George Knight's book, A Search for Identity: The Development of Seventh-day Adventist Beliefs1 is an extremely valuable book for Adventists in general and the Adventist pastor particularly. Perhaps the main reason for such a claim is the fact that Knight's historical work gives us unique insight into who we are as Adventists and a greater awareness of what has gone into making us the people we have become.
One of the most helpful and challenging things about the book is the fact that as Knight sketches the development of the Adventist identity, he exposes, among other things, the reality that Adventists have for much of their history been a people who have seen the basis for their existence from at least two divergent points of view. To overstate it, it is as though there have been two quite antithetical, co-existing Adventisms since relatively early in our history.
This divergence, it seems to me, has virtually always existed among the family of God and has disclosed itself especially during the crisis points of the church's history. The most dramatic of these crises happened during the last week of Jesus' life when the values and outlook of Jesus versus those of the Pharisees (and others) was, by the direction of God, brought into the boldest relief. The significant differences gathering at Golgatha were not merely the Jewish- Roman tension, but the faith of Jesus versus the conservative religion of the Pharisee.
In my mind the particular event in Seventh-day Adventist history that most clearly discloses the same omnipresent and far-reaching difference in essential spiritual orientation is the occasion of what has become known among Adventists as the 1919 Bible Conference. This piece of Adventist history is insightfully evaluated by George Knight in the book mentioned above, and by Paul McGraw in his article, "Without a Living Prophet" published in this issue of Ministry. Stripped to its essentials this council led to the contrasting outlooks we have spoken of, displayed between such key personalities as A.G. Daniells and W. W. Prescott, who were on one side of the issues, while on the other were men such as Claude Holmes and J. S. Washburn.
As it sometimes is these days, the primary presenting issue of the Conference was the nature, use, and authority of the writings of Ellen White. There are distinct characteristics in this theological-ecclesiastical skirmish that are worth contemplating as we seek to identify where we might stand when it comes to the issues and mentalities facing the Seventh-day Adventist Church today.
Although Holmes and Washburn did not think so, Daniells and Prescott held the work of Mrs. White in the highest regard. While attempting to move the Church away from an inerrantist view of Mrs.

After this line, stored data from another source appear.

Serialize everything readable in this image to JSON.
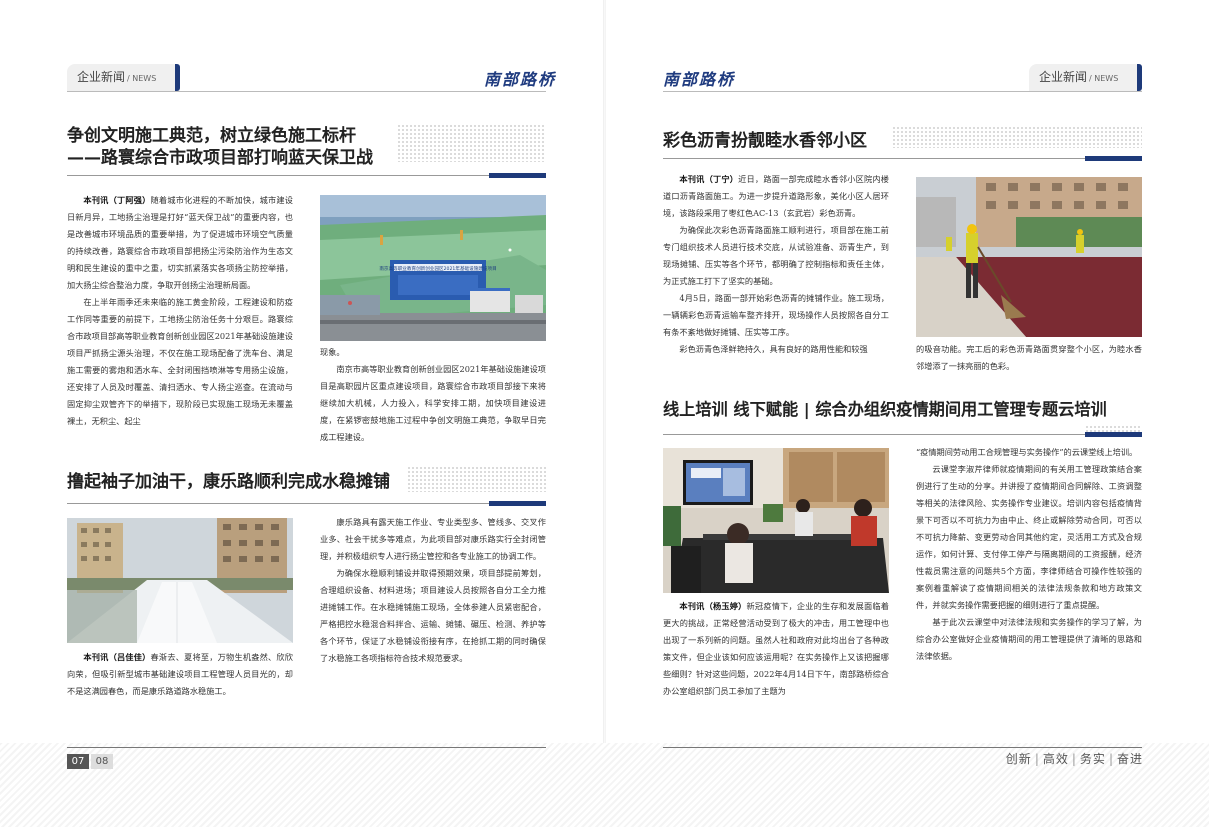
{
  "left_page": {
    "section_tab": "企业新闻",
    "section_tab_en": "/ NEWS",
    "brand": "南部路桥",
    "article1": {
      "title_line1": "争创文明施工典范，树立绿色施工标杆",
      "title_line2": "——路寰综合市政项目部打响蓝天保卫战",
      "byline": "本刊讯（丁阿强）",
      "col1_p1": "随着城市化进程的不断加快，城市建设日新月异，工地扬尘治理是打好“蓝天保卫战”的重要内容，也是改善城市环境品质的重要举措，为了促进城市环境空气质量的持续改善，路寰综合市政项目部把扬尘污染防治作为生态文明和民生建设的重中之重，切实抓紧落实各项扬尘防控举措，加大扬尘综合整治力度，争取开创扬尘治理新局面。",
      "col1_p2": "在上半年雨季还未来临的施工黄金阶段，工程建设和防疫工作同等重要的前提下，工地扬尘防治任务十分艰巨。路寰综合市政项目部高等职业教育创新创业园区2021年基础设施建设项目严抓扬尘源头治理，不仅在施工现场配备了洗车台、满足施工需要的雾炮和洒水车、全封闭围挡喷淋等专用扬尘设施，还安排了人员及时覆盖、清扫洒水、专人扬尘巡查。在流动与固定抑尘双管齐下的举措下，现阶段已实现施工现场无未覆盖裸土，无积尘、起尘",
      "col2_p1": "现象。",
      "col2_p2": "南京市高等职业教育创新创业园区2021年基础设施建设项目是高职园片区重点建设项目，路寰综合市政项目部接下来将继续加大机械，人力投入，科学安排工期，加快项目建设进度，在紧锣密鼓地施工过程中争创文明施工典范，争取早日完成工程建设。",
      "photo_sign": "南京高等职业教育创新创业园区2021年基础设施建设项目"
    },
    "article2": {
      "title": "撸起袖子加油干，康乐路顺利完成水稳摊铺",
      "byline": "本刊讯（吕佳佳）",
      "col1_p1": "春渐去、夏将至，万物生机盎然、欣欣向荣，但吸引新型城市基础建设项目工程管理人员目光的，却不是这满园春色，而是康乐路道路水稳施工。",
      "col2_p1": "康乐路具有露天施工作业、专业类型多、管线多、交叉作业多、社会干扰多等难点，为此项目部对康乐路实行全封闭管理，并积极组织专人进行扬尘管控和各专业施工的协调工作。",
      "col2_p2": "为确保水稳顺利铺设并取得预期效果，项目部提前筹划，合理组织设备、材料进场；项目建设人员按照各自分工全力推进摊铺工作。在水稳摊铺施工现场，全体参建人员紧密配合，严格把控水稳混合料拌合、运输、摊铺、碾压、检测、养护等各个环节，保证了水稳铺设衔接有序，在抢抓工期的同时确保了水稳施工各项指标符合技术规范要求。"
    },
    "page_numbers": [
      "07",
      "08"
    ]
  },
  "right_page": {
    "section_tab": "企业新闻",
    "section_tab_en": "/ NEWS",
    "brand": "南部路桥",
    "article3": {
      "title": "彩色沥青扮靓睦水香邻小区",
      "byline": "本刊讯（丁宁）",
      "col1_p1": "近日，路面一部完成睦水香邻小区院内楼道口沥青路面施工。为进一步提升道路形象，美化小区人居环境，该路段采用了枣红色AC-13（玄武岩）彩色沥青。",
      "col1_p2": "为确保此次彩色沥青路面施工顺利进行，项目部在施工前专门组织技术人员进行技术交底，从试验准备、沥青生产，到现场摊铺、压实等各个环节，都明确了控制指标和责任主体，为正式施工打下了坚实的基础。",
      "col1_p3": "4月5日，路面一部开始彩色沥青的摊铺作业。施工现场，一辆辆彩色沥青运输车整齐排开，现场操作人员按照各自分工有条不紊地做好摊铺、压实等工序。",
      "col1_p4": "彩色沥青色泽鲜艳持久，具有良好的路用性能和较强",
      "col2_p1": "的吸音功能。完工后的彩色沥青路面贯穿整个小区，为睦水香邻增添了一抹亮丽的色彩。"
    },
    "article4": {
      "title": "线上培训 线下赋能 | 综合办组织疫情期间用工管理专题云培训",
      "byline": "本刊讯（杨玉婷）",
      "col1_p1": "新冠疫情下，企业的生存和发展面临着更大的挑战，正常经营活动受到了极大的冲击，用工管理中也出现了一系列新的问题。虽然人社和政府对此均出台了各种政策文件，但企业该如何应该运用呢？在实务操作上又该把握哪些细则？针对这些问题，2022年4月14日下午，南部路桥综合办公室组织部门员工参加了主题为",
      "col2_p1": "“疫情期间劳动用工合规管理与实务操作”的云课堂线上培训。",
      "col2_p2": "云课堂李淑芹律师就疫情期间的有关用工管理政策结合案例进行了生动的分享。并讲授了疫情期间合同解除、工资调整等相关的法律风险、实务操作专业建议。培训内容包括疫情背景下可否以不可抗力为由中止、终止或解除劳动合同，可否以不可抗力降薪、变更劳动合同其他约定，灵活用工方式及合规运作，如何计算、支付停工停产与隔离期间的工资报酬，经济性裁员需注意的问题共5个方面，李律师结合可操作性较强的案例着重解读了疫情期间相关的法律法规条款和地方政策文件，并就实务操作需要把握的细则进行了重点提醒。",
      "col2_p3": "基于此次云课堂中对法律法规和实务操作的学习了解，为综合办公室做好企业疫情期间的用工管理提供了清晰的思路和法律依据。"
    },
    "motto": [
      "创新",
      "高效",
      "务实",
      "奋进"
    ]
  },
  "colors": {
    "brand_blue": "#1e3a7a",
    "title_text": "#222222",
    "body_text": "#333333",
    "tab_bg": "#f0f0f0"
  }
}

White's writings and away from placing her published work on a par with the Bible, they sought to retain the deepest respect and authority for the writings in the Church. In seeking this balance, Daniells appeared to Holmes and Washburn to be retreating from what they perceived to be the orthodox position of attributing to Mrs. White's work a kind of verbal perfection and biblical authority in the Church. Holmes represented a view of Mrs. White's writing that had already gained a significant foothold in the Church, and when Daniells said such things as "Sister White never claimed to be... a dogmatic teacher on theology" (see McGraw's article on page 12), Holmes and Washburn saw Daniells to be advocating a course that was dangerous and that would seriously subvert the Church.

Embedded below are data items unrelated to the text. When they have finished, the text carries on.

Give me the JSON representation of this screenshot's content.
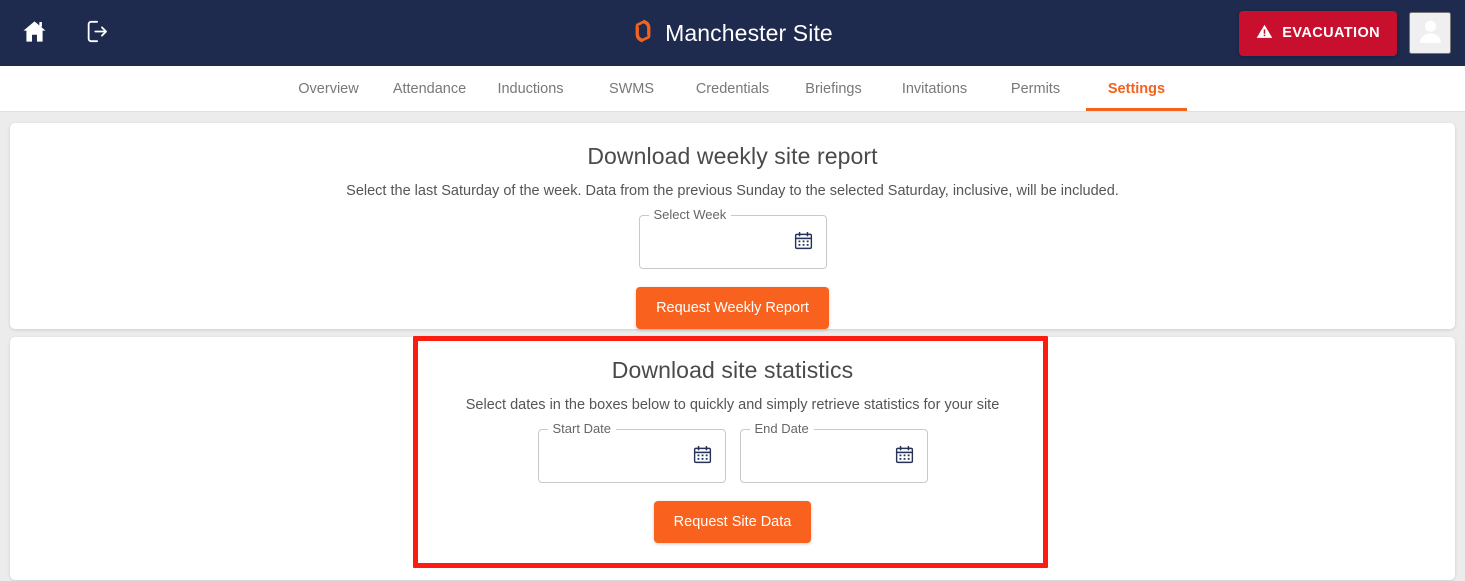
{
  "header": {
    "home_icon": "home-icon",
    "logout_icon": "logout-icon",
    "logo_icon": "brand-logo-icon",
    "site_title": "Manchester Site",
    "evacuation_label": "EVACUATION",
    "evacuation_icon": "warning-triangle-icon",
    "account_icon": "person-icon",
    "background_color": "#1e2a4e",
    "evacuation_color": "#c8102e"
  },
  "nav": {
    "accent_color": "#f4621f",
    "tabs": [
      {
        "label": "Overview",
        "active": false
      },
      {
        "label": "Attendance",
        "active": false
      },
      {
        "label": "Inductions",
        "active": false
      },
      {
        "label": "SWMS",
        "active": false
      },
      {
        "label": "Credentials",
        "active": false
      },
      {
        "label": "Briefings",
        "active": false
      },
      {
        "label": "Invitations",
        "active": false
      },
      {
        "label": "Permits",
        "active": false
      },
      {
        "label": "Settings",
        "active": true
      }
    ]
  },
  "weekly_report_card": {
    "title": "Download weekly site report",
    "subtitle": "Select the last Saturday of the week. Data from the previous Sunday to the selected Saturday, inclusive, will be included.",
    "week_field": {
      "label": "Select Week",
      "value": "",
      "placeholder": "",
      "calendar_icon": "calendar-icon"
    },
    "button_label": "Request Weekly Report",
    "button_color": "#f9621e"
  },
  "site_statistics_card": {
    "title": "Download site statistics",
    "subtitle": "Select dates in the boxes below to quickly and simply retrieve statistics for your site",
    "start_field": {
      "label": "Start Date",
      "value": "",
      "placeholder": "",
      "calendar_icon": "calendar-icon"
    },
    "end_field": {
      "label": "End Date",
      "value": "",
      "placeholder": "",
      "calendar_icon": "calendar-icon"
    },
    "button_label": "Request Site Data",
    "button_color": "#f9621e",
    "highlight_color": "#fc1c10"
  }
}
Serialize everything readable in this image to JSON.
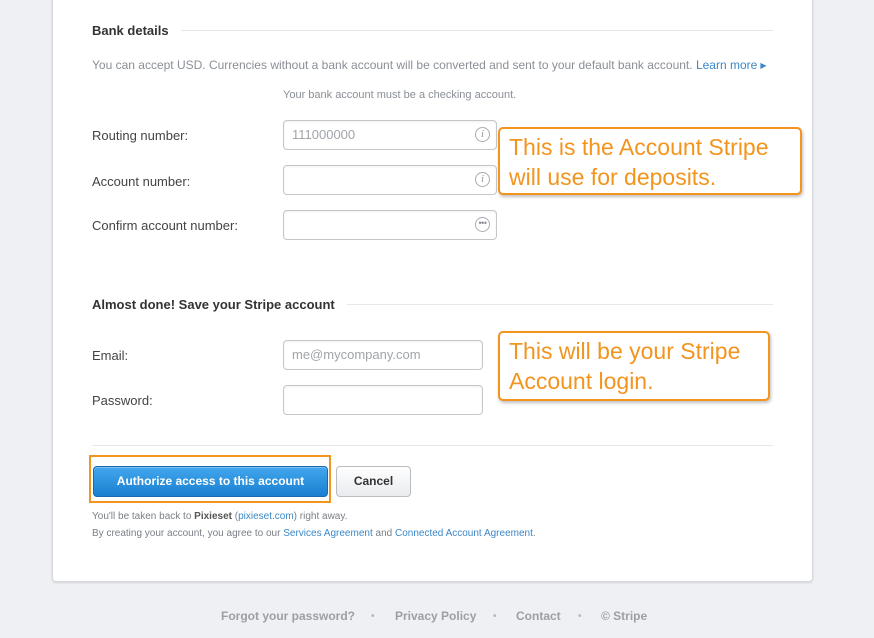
{
  "bank_details": {
    "title": "Bank details",
    "info_text": "You can accept USD. Currencies without a bank account will be converted and sent to your default bank account.",
    "learn_more": "Learn more",
    "checking_hint": "Your bank account must be a checking account.",
    "routing_label": "Routing number:",
    "routing_placeholder": "111000000",
    "account_label": "Account number:",
    "account_value": "",
    "confirm_label": "Confirm account number:",
    "confirm_value": ""
  },
  "save_account": {
    "title": "Almost done! Save your Stripe account",
    "email_label": "Email:",
    "email_placeholder": "me@mycompany.com",
    "password_label": "Password:",
    "password_value": ""
  },
  "annotations": {
    "callout_account": [
      "This is the Account Stripe",
      "will use for deposits."
    ],
    "callout_login": [
      "This will be your Stripe",
      "Account login."
    ],
    "accent_color": "#f2941e"
  },
  "actions": {
    "authorize_label": "Authorize access to this account",
    "cancel_label": "Cancel"
  },
  "legal": {
    "redirect_prefix": "You'll be taken back to",
    "app_name": "Pixieset",
    "app_url": "pixieset.com",
    "redirect_suffix": "right away.",
    "agreement_prefix": "By creating your account, you agree to our",
    "services_link": "Services Agreement",
    "and": "and",
    "connected_link": "Connected Account Agreement"
  },
  "footer": {
    "forgot_password": "Forgot your password?",
    "privacy": "Privacy Policy",
    "contact": "Contact",
    "copyright": "© Stripe",
    "separator": "•"
  },
  "colors": {
    "link": "#3b87c7",
    "primary_button": "#1a7fd1"
  },
  "icons": {
    "routing": "info-icon",
    "account": "info-icon",
    "confirm": "ellipsis-icon",
    "learn_more": "caret-right-icon"
  }
}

All told, Daniells and Prescott represent an outlook that is distinctly biblical in its orientation and clearly reflective of Mrs. White's approach to revealed truth and authority. At its root their approach was centered in the gospel of Christ and in His person and was eager to see the will and work of God go forward strongly. Both in the case of the Christ event itself and in 1919, its over-conservative opponents ever confused and associated it with destructive "liberal" causes and mentalities.

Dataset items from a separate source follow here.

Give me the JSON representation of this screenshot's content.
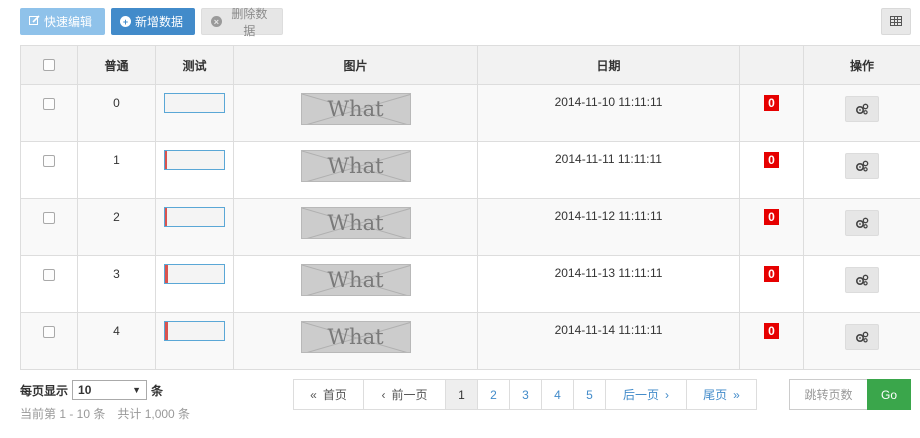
{
  "toolbar": {
    "quick_edit_label": "快速编辑",
    "add_label": "新增数据",
    "delete_label": "删除数据"
  },
  "table": {
    "headers": [
      "普通",
      "测试",
      "图片",
      "日期",
      "",
      "操作"
    ],
    "image_placeholder_text": "What",
    "rows": [
      {
        "id": "0",
        "date": "2014-11-10 11:11:11",
        "badge": "0",
        "progress": 0
      },
      {
        "id": "1",
        "date": "2014-11-11 11:11:11",
        "badge": "0",
        "progress": 0.04
      },
      {
        "id": "2",
        "date": "2014-11-12 11:11:11",
        "badge": "0",
        "progress": 0.04
      },
      {
        "id": "3",
        "date": "2014-11-13 11:11:11",
        "badge": "0",
        "progress": 0.05
      },
      {
        "id": "4",
        "date": "2014-11-14 11:11:11",
        "badge": "0",
        "progress": 0.05
      }
    ]
  },
  "footer": {
    "per_page_label": "每页显示",
    "per_page_value": "10",
    "per_page_unit": "条",
    "summary": "当前第 1 - 10 条　共计 1,000 条"
  },
  "pagination": {
    "first": "首页",
    "prev": "前一页",
    "pages": [
      "1",
      "2",
      "3",
      "4",
      "5"
    ],
    "active_page": "1",
    "next": "后一页",
    "last": "尾页",
    "jump_placeholder": "跳转页数",
    "go": "Go"
  },
  "colors": {
    "primary": "#428bca",
    "primary_light": "#8fc2ea",
    "badge_red": "#e60000",
    "go_green": "#3aa64b"
  }
}
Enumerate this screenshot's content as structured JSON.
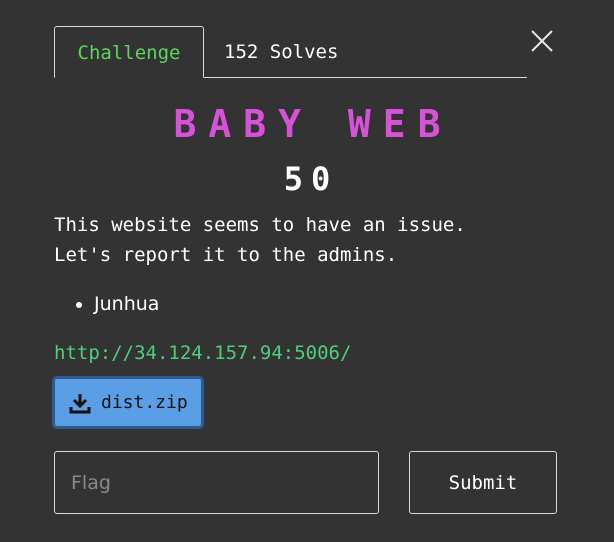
{
  "tabs": {
    "challenge_label": "Challenge",
    "solves_label": "152 Solves"
  },
  "challenge": {
    "title": "BABY WEB",
    "points": "50",
    "description_lines": [
      "This website seems to have an issue.",
      "Let's report it to the admins."
    ],
    "authors": [
      "Junhua"
    ],
    "link": "http://34.124.157.94:5006/",
    "files": [
      {
        "name": "dist.zip",
        "icon": "download-icon"
      }
    ]
  },
  "form": {
    "flag_placeholder": "Flag",
    "flag_value": "",
    "submit_label": "Submit"
  },
  "colors": {
    "background": "#333333",
    "title": "#d652d6",
    "active_tab": "#5fd45f",
    "link": "#4fcf7e",
    "file_button": "#5a9ee6"
  },
  "icons": {
    "close": "close-icon",
    "download": "download-icon"
  }
}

Holmes's and Washburn's orientation was, in contrast to that of Daniells and Prescott, centered more in dogmatic truth and verbal dictum. They seemed to place more emphasis on religion and religious correctness than upon the person and work of Christ and the basic thrust of the biblical message. Their arguments appeared to be centered more upon an all-consuming tradition than upon a living word. The emphasis of their ministry was to identify error almost more than truth and to expose those in the community of faith who were proponents of ideas that were in any way divergent from those they identified as truth.
I personally believe that in 1919 God was attempting to lead the Adventist Church toward openly embracing the Daniells-Prescott orientation. I also believe that our Church would be much more healthy and vibrant today had we followed that leading more fully.
In the light of these things it seems to me that it would be most helpful for us as ministers of the Seventh-day Adventist Church to carefully assess our thinking and the direction of our life and ministry in the light of key identity-forging events such as the 1919 Bible and History Teachers Council.
1 George R. Knight, A Search for Identity. The Development of Seventh-day Adventist Beliefs (Hagerstown, Md.: Review and Herald Pub. Assn., 2000).
2. See Daniell's later work, Christ Our Righteousness.